古本市で購入。マンローだかモンローだかムンローだか、すぐに分からなくなる私…。


Runaway

Runaway



評判の高い作家だけあって、さすがに読み応えがあった。


全8篇の短編集。出てくる女性たちは、みな自分の居場所をうまく定められないで、
どこか他のところ、「ここ」ではないどこかを求めている。
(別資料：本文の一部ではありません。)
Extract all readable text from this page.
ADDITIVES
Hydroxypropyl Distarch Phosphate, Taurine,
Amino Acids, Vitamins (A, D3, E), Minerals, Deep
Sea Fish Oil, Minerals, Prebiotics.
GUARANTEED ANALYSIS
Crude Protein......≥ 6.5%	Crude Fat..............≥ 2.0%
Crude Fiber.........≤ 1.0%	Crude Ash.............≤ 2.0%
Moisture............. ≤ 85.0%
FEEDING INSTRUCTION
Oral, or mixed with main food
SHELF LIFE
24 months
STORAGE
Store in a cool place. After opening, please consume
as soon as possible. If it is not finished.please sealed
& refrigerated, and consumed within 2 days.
大抵の場合20−60年代の
田舎が舞台となっていることもあって、賢い女性はその才能を素直に認められず、
むしろ奇形もしくは障害を抱えているかのように扱われている。


大抵の場合彼女たちは結局その場所から飛び出していくのだが、たとえそれで社会的成功を収めたとしても、
それが幸福なのかどうかは本人にも分からない、そんな終わり方の物語。


と、こう書いてみると何だかとってもフェミニズム色の強い話のような印象で、
実際私はこれを男の人がどう楽しんで読むのかうまく想像できないのだけど、
「コレクションズ」のジョナサン・フランゼンが冒頭で紹介文を寄せているくらいだし、
私の読み方はちょっと偏りすぎているのかも。
もしくはこの短編集にたまたまそういう傾向の話が多かったのだろうか。


これを読んで連想したのは同じカナダの女性作家、キャロル・シールズ。
惜しくも既に故人となってしまったが、彼女の作品にも理論先行ではなく自らの体験を通じて
掴み取ってきた女性の尊厳、のようなものを感じていた。
この2人の旧作を掘り起こして比較しながら読んでみたくなった。



Unless

Unless

2002年ブッカー賞候補作。とても好きだった。